Origins
Preston Grasshoppers
Preston Grasshoppers is a venerable club, a solid club, but not one that, historically, has ever risen to the very top. It has had its internationals, but in this professional age seems content to merely start them off for others to take on. It has been and remains, however, a proper rugby club – where folks are welcoming, where any size and shape can get a game, and where friendships begin and end on who you are not what you are.
This platform conveys but a little of the story of one of the Preston Grasshoppers’ teams – the Preston Grasshoppers Strollers. Most of this story was told on rugby fields and in clubhouses throughout the UK and, notably, in the Low Countries. A team out of the ordinary – blessed with players who had mainly ‘done a bit in their day’ and who, while they’d not exactly been knocking on the door of international recognition, knew what they were good at, played for the team, and, overall, didn’t lose very often.
This is what probably accounted for the team’s longevity, for many of its members had been playing for Hoppers through the lean years of the 60’s and 70’s, a period during which ‘Hoppers kept a tenuous hold on ‘first class’ status, but were much better at getting good fixtures that winning them. Happy Saturday afternoons were therefore not overly common and stuffings were unfortunately frequent.
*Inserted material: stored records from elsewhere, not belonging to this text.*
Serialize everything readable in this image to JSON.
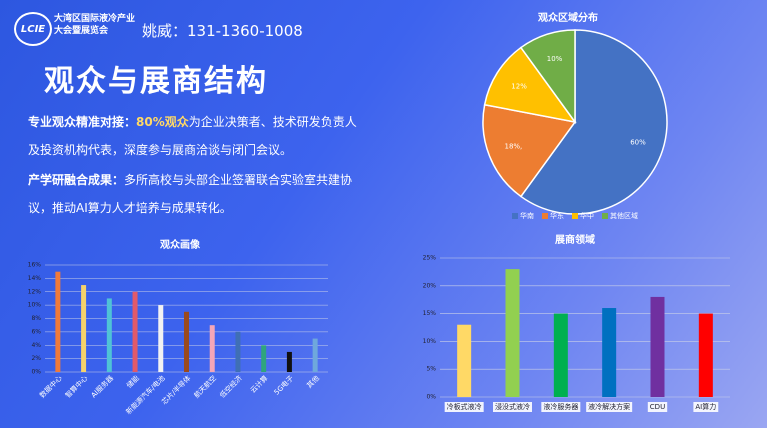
{
  "header": {
    "logo": "LCIE",
    "org_line1": "大湾区国际液冷产业",
    "org_line2": "大会暨展览会",
    "contact": "姚威：131-1360-1008"
  },
  "title": "观众与展商结构",
  "paragraphs": [
    {
      "lead": "专业观众精准对接：",
      "highlight": "80%观众",
      "text": "为企业决策者、技术研发负责人及投资机构代表，深度参与展商洽谈与闭门会议。"
    },
    {
      "lead": "产学研融合成果：",
      "text": "多所高校与头部企业签署联合实验室共建协议，推动AI算力人才培养与成果转化。"
    }
  ],
  "chart_data": [
    {
      "type": "pie",
      "title": "观众区域分布",
      "categories": [
        "华南",
        "华东",
        "华中",
        "其他区域"
      ],
      "values": [
        60,
        18,
        12,
        10
      ],
      "value_labels": [
        "60%",
        "18%,",
        "12%",
        "10%"
      ],
      "colors": [
        "#4472c4",
        "#ed7d31",
        "#ffc000",
        "#70ad47"
      ],
      "legend": "bottom"
    },
    {
      "type": "bar",
      "title": "观众画像",
      "categories": [
        "数据中心",
        "智算中心",
        "AI服务器",
        "储能",
        "新能源汽车/电池",
        "芯片/半导体",
        "航天航空",
        "低空经济",
        "云计算",
        "5G电子",
        "其他"
      ],
      "values": [
        15,
        13,
        11,
        12,
        10,
        9,
        7,
        6,
        4,
        3,
        5
      ],
      "colors": [
        "#f07a3a",
        "#f5d26b",
        "#4fc3d7",
        "#e05a6a",
        "#f2f2f2",
        "#9a4a1e",
        "#f4a6b8",
        "#3f6fb5",
        "#2fa57d",
        "#111111",
        "#6fa8dc"
      ],
      "ylim": [
        0,
        16
      ],
      "yticks": [
        {
          "value": 0,
          "label": "0%"
        },
        {
          "value": 2,
          "label": "2%"
        },
        {
          "value": 4,
          "label": "4%"
        },
        {
          "value": 6,
          "label": "6%"
        },
        {
          "value": 8,
          "label": "8%"
        },
        {
          "value": 10,
          "label": "10%"
        },
        {
          "value": 12,
          "label": "12%"
        },
        {
          "value": 14,
          "label": "14%"
        },
        {
          "value": 16,
          "label": "16%"
        }
      ],
      "grid": true
    },
    {
      "type": "bar",
      "title": "展商领域",
      "categories": [
        "冷板式液冷",
        "浸没式液冷",
        "液冷服务器",
        "液冷解决方案",
        "CDU",
        "AI算力"
      ],
      "values": [
        13,
        23,
        15,
        16,
        18,
        15
      ],
      "colors": [
        "#ffd966",
        "#92d050",
        "#00b050",
        "#0070c0",
        "#7030a0",
        "#ff0000"
      ],
      "ylim": [
        0,
        25
      ],
      "yticks": [
        {
          "value": 0,
          "label": "0%"
        },
        {
          "value": 5,
          "label": "5%"
        },
        {
          "value": 10,
          "label": "10%"
        },
        {
          "value": 15,
          "label": "15%"
        },
        {
          "value": 20,
          "label": "20%"
        },
        {
          "value": 25,
          "label": "25%"
        }
      ],
      "grid": true
    }
  ]
}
Not that we didn’t have our moments, you understand, just that there weren’t enough of them.
It came to pass that as the cannon-fodder got older, and graduated back into the lower teams, a wonderful thing happened. We started winning – a lot! And so it was that when Mr Robert Satchwell, newshound extraordinaire, was persuaded to start an invitation team, it wasn’t long before many more than adequate players with adequate ‘experience’ began to gravitate to a team that offered regular rugby, good mates and lots of numbers in the ‘points for’ column. We all said ‘just one more season’ – once a season – and got on with enjoying life. The Tours and the Songs were a natural progression – and the Strollers also spawned 25 years’-worth of ‘Hoppers Pantomimes’, but that’s for another exhibition!! The general feeling was of being part of an experience far too rewarding to stop – even if it was revolutionising the profits of the drug companies as well as (more pleasurably) those of the brewers and the port lodges.
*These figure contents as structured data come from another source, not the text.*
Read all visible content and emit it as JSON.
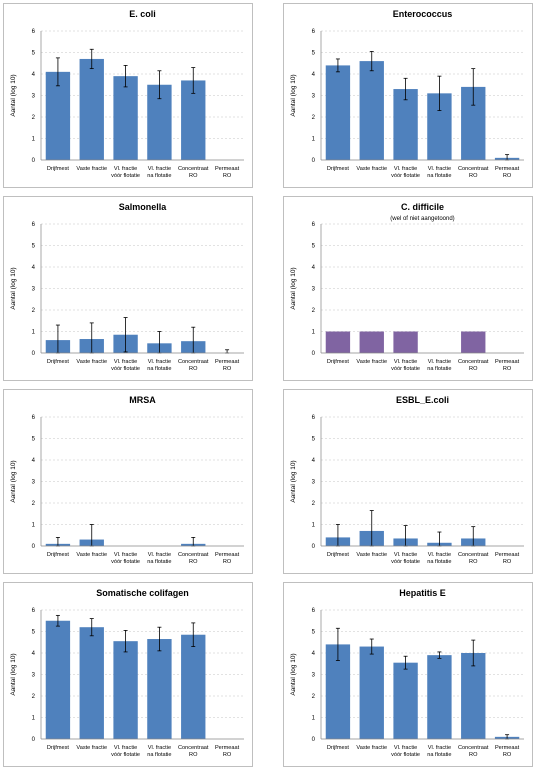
{
  "chart_data": [
    {
      "type": "bar",
      "title": "E. coli",
      "ylabel": "Aantal (log 10)",
      "color": "#4f81bd",
      "ylim": [
        0,
        6
      ],
      "yticks": [
        0,
        1,
        2,
        3,
        4,
        5,
        6
      ],
      "grid": true,
      "categories": [
        [
          "Drijfmest"
        ],
        [
          "Vaste fractie"
        ],
        [
          "Vl. fractie",
          "vóór flotatie"
        ],
        [
          "Vl. fractie",
          "na flotatie"
        ],
        [
          "Concentraat",
          "RO"
        ],
        [
          "Permeaat",
          "RO"
        ]
      ],
      "values": [
        4.1,
        4.7,
        3.9,
        3.5,
        3.7,
        null
      ],
      "errors": [
        0.65,
        0.45,
        0.5,
        0.65,
        0.6,
        null
      ]
    },
    {
      "type": "bar",
      "title": "Enterococcus",
      "ylabel": "Aantal (log 10)",
      "color": "#4f81bd",
      "ylim": [
        0,
        6
      ],
      "yticks": [
        0,
        1,
        2,
        3,
        4,
        5,
        6
      ],
      "grid": true,
      "categories": [
        [
          "Drijfmest"
        ],
        [
          "Vaste fractie"
        ],
        [
          "Vl. fractie",
          "vóór flotatie"
        ],
        [
          "Vl. fractie",
          "na flotatie"
        ],
        [
          "Concentraat",
          "RO"
        ],
        [
          "Permeaat",
          "RO"
        ]
      ],
      "values": [
        4.4,
        4.6,
        3.3,
        3.1,
        3.4,
        0.1
      ],
      "errors": [
        0.3,
        0.45,
        0.5,
        0.8,
        0.85,
        0.15
      ]
    },
    {
      "type": "bar",
      "title": "Salmonella",
      "ylabel": "Aantal (log 10)",
      "color": "#4f81bd",
      "ylim": [
        0,
        6
      ],
      "yticks": [
        0,
        1,
        2,
        3,
        4,
        5,
        6
      ],
      "grid": true,
      "categories": [
        [
          "Drijfmest"
        ],
        [
          "Vaste fractie"
        ],
        [
          "Vl. fractie",
          "vóór flotatie"
        ],
        [
          "Vl. fractie",
          "na flotatie"
        ],
        [
          "Concentraat",
          "RO"
        ],
        [
          "Permeaat",
          "RO"
        ]
      ],
      "values": [
        0.6,
        0.65,
        0.85,
        0.45,
        0.55,
        0
      ],
      "errors": [
        0.7,
        0.75,
        0.8,
        0.55,
        0.65,
        0.15
      ]
    },
    {
      "type": "bar",
      "title": "C. difficile",
      "subtitle": "(wel of niet aangetoond)",
      "ylabel": "Aantal (log 10)",
      "color": "#8064a2",
      "ylim": [
        0,
        6
      ],
      "yticks": [
        0,
        1,
        2,
        3,
        4,
        5,
        6
      ],
      "grid": true,
      "categories": [
        [
          "Drijfmest"
        ],
        [
          "Vaste fractie"
        ],
        [
          "Vl. fractie",
          "vóór flotatie"
        ],
        [
          "Vl. fractie",
          "na flotatie"
        ],
        [
          "Concentraat",
          "RO"
        ],
        [
          "Permeaat",
          "RO"
        ]
      ],
      "values": [
        1,
        1,
        1,
        0,
        1,
        0
      ],
      "errors": [
        null,
        null,
        null,
        null,
        null,
        null
      ]
    },
    {
      "type": "bar",
      "title": "MRSA",
      "ylabel": "Aantal (log 10)",
      "color": "#4f81bd",
      "ylim": [
        0,
        6
      ],
      "yticks": [
        0,
        1,
        2,
        3,
        4,
        5,
        6
      ],
      "grid": true,
      "categories": [
        [
          "Drijfmest"
        ],
        [
          "Vaste fractie"
        ],
        [
          "Vl. fractie",
          "vóór flotatie"
        ],
        [
          "Vl. fractie",
          "na flotatie"
        ],
        [
          "Concentraat",
          "RO"
        ],
        [
          "Permeaat",
          "RO"
        ]
      ],
      "values": [
        0.1,
        0.3,
        0,
        0,
        0.1,
        0
      ],
      "errors": [
        0.3,
        0.7,
        null,
        null,
        0.3,
        null
      ]
    },
    {
      "type": "bar",
      "title": "ESBL_E.coli",
      "ylabel": "Aantal (log 10)",
      "color": "#4f81bd",
      "ylim": [
        0,
        6
      ],
      "yticks": [
        0,
        1,
        2,
        3,
        4,
        5,
        6
      ],
      "grid": true,
      "categories": [
        [
          "Drijfmest"
        ],
        [
          "Vaste fractie"
        ],
        [
          "Vl. fractie",
          "vóór flotatie"
        ],
        [
          "Vl. fractie",
          "na flotatie"
        ],
        [
          "Concentraat",
          "RO"
        ],
        [
          "Permeaat",
          "RO"
        ]
      ],
      "values": [
        0.4,
        0.7,
        0.35,
        0.15,
        0.35,
        0
      ],
      "errors": [
        0.6,
        0.95,
        0.6,
        0.5,
        0.55,
        null
      ]
    },
    {
      "type": "bar",
      "title": "Somatische colifagen",
      "ylabel": "Aantal (log 10)",
      "color": "#4f81bd",
      "ylim": [
        0,
        6
      ],
      "yticks": [
        0,
        1,
        2,
        3,
        4,
        5,
        6
      ],
      "grid": true,
      "categories": [
        [
          "Drijfmest"
        ],
        [
          "Vaste fractie"
        ],
        [
          "Vl. fractie",
          "vóór flotatie"
        ],
        [
          "Vl. fractie",
          "na flotatie"
        ],
        [
          "Concentraat",
          "RO"
        ],
        [
          "Permeaat",
          "RO"
        ]
      ],
      "values": [
        5.5,
        5.2,
        4.55,
        4.65,
        4.85,
        null
      ],
      "errors": [
        0.25,
        0.4,
        0.5,
        0.55,
        0.55,
        null
      ]
    },
    {
      "type": "bar",
      "title": "Hepatitis E",
      "ylabel": "Aantal (log 10)",
      "color": "#4f81bd",
      "ylim": [
        0,
        6
      ],
      "yticks": [
        0,
        1,
        2,
        3,
        4,
        5,
        6
      ],
      "grid": true,
      "categories": [
        [
          "Drijfmest"
        ],
        [
          "Vaste fractie"
        ],
        [
          "Vl. fractie",
          "vóór flotatie"
        ],
        [
          "Vl. fractie",
          "na flotatie"
        ],
        [
          "Concentraat",
          "RO"
        ],
        [
          "Permeaat",
          "RO"
        ]
      ],
      "values": [
        4.4,
        4.3,
        3.55,
        3.9,
        4.0,
        0.1
      ],
      "errors": [
        0.75,
        0.35,
        0.3,
        0.15,
        0.6,
        0.1
      ]
    }
  ]
}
Eventually however, all things come to an end. ‘The End’ was, however, particularly satisfying as it came about 15 years after we all thought it would. We carried a quorum into the new Millennium, but various ailments were taking their toll, and the jokes about Zimmers were beginning to be not quite so funny. Eventually we all agreed that the Strollers should do the decent thing, and, as a playing side, roll over, and die. Good luck to our successors and all those in rugby who carry on proving that ‘getting older’ need not be synonymous with ‘having less fun’.